23h59

Il tua avant de mourir

Un geste franc destiné à s’éteindre

Un couteau dans l’intérêt d’en finir

Une seconde sans rien craindre

Il assassina pour la gloire

Le fit pour le combat

Le fit pour son histoire

Le fit pour son constat

Il avait décidé de tuer plutôt que de se voir mourir… mourir d’envie, s’évanouir d’une vie qu’il ne put avoir, décéder d’un amour qu’il avait eu mais qu’il ne verrait plus, disparaître d’une mort prompte et désastreuse. 

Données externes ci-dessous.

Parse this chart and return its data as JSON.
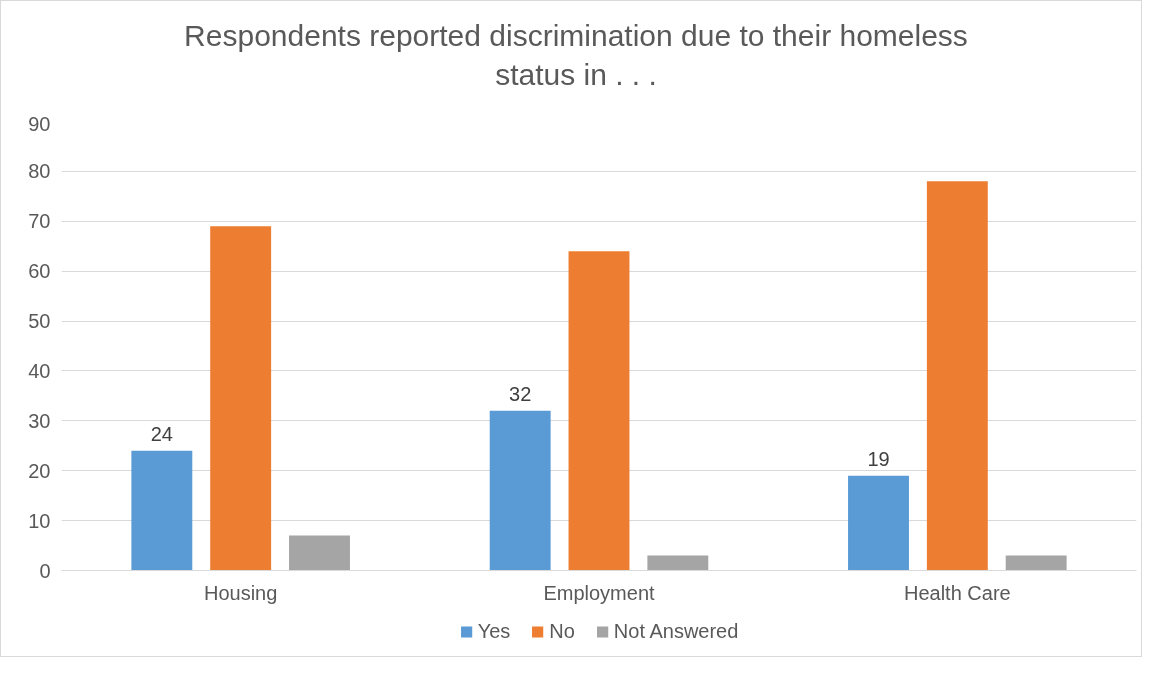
{
  "chart_data": {
    "type": "bar",
    "title": "Respondents reported discrimination due to their homeless status in . . .",
    "categories": [
      "Housing",
      "Employment",
      "Health Care"
    ],
    "series": [
      {
        "name": "Yes",
        "color": "#5b9bd5",
        "values": [
          24,
          32,
          19
        ],
        "value_labels": [
          "24",
          "32",
          "19"
        ]
      },
      {
        "name": "No",
        "color": "#ed7d31",
        "values": [
          69,
          64,
          78
        ]
      },
      {
        "name": "Not Answered",
        "color": "#a5a5a5",
        "values": [
          7,
          3,
          3
        ]
      }
    ],
    "ylim": [
      0,
      90
    ],
    "yticks": [
      0,
      10,
      20,
      30,
      40,
      50,
      60,
      70,
      80,
      90
    ],
    "grid": "y",
    "legend": "bottom"
  }
}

Il se tua, car voir la mort venir lentement lui était insoutenable. Prendre la décision de ne pas agoniser mais de décapiter son avenir n’était pas une résolution simple, pourtant il le fit avec joie et soulagement. 

Tuer plutôt que de mourir, c’était devenir une destinée plutôt qu’un avenir. Achever son corps avant de faner, effacer sa vie prématurément avant de se fatiguer, voilà quelles étaient ses dernières volontés. 

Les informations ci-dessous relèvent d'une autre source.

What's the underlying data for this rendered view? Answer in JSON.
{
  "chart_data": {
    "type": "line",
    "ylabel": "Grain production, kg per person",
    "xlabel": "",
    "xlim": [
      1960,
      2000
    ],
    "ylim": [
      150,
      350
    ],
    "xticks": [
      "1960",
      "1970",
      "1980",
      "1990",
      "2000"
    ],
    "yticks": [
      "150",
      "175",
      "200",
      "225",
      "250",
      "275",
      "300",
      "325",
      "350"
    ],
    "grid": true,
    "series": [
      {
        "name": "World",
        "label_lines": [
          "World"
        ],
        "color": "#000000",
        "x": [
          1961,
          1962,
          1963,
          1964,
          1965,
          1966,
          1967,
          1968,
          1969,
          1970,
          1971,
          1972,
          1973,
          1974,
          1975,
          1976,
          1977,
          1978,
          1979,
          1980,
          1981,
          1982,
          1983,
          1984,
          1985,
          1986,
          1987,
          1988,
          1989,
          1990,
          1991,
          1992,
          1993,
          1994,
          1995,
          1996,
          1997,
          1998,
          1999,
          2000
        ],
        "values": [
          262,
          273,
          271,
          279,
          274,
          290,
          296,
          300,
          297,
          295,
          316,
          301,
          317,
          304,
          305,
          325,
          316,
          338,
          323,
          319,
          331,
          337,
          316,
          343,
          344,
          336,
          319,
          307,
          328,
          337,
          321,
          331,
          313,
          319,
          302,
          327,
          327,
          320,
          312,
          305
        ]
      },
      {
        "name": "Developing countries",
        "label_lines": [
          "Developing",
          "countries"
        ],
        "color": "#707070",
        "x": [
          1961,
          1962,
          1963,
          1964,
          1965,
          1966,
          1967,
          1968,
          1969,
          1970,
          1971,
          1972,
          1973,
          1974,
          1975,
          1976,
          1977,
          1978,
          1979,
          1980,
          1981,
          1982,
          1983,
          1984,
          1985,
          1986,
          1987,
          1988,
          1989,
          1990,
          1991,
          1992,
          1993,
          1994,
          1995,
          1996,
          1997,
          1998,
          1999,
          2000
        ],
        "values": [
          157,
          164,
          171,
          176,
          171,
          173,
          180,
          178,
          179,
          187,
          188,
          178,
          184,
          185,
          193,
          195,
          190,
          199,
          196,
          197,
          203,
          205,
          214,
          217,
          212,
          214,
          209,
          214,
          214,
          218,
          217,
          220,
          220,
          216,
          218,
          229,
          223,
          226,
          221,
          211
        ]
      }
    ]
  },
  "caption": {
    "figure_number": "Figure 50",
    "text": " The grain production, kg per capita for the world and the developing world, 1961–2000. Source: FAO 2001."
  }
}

Quoi de plus beau que de regarder un homme avec une telle ténacité, quoi de plus émouvant que de constater la misère d’une destinée. Le courage a cela de gracieux qu’il peut mener à une mort cérébrale et physique en une seconde fatale, mais cela est fait avec délice et un sans-gêne radieux. Le courage est aussi mortel qu’immortel, mortel quand l’homme prend la mauvaise décision, immortel dans sa fonction. Il y aura toujours des faibles et des courageux, la limite se fixant à celle que l’on se donne. 

Il se tua et mourut, mais tuer c’est prendre une décision, tandis que mourir c’est attendre une collision avec l’indécision du hasard de sa vocation. Ereinté par la vision des éventualités hasardeuses, monsieur appuya sur le bouton de la malice chapardeuse.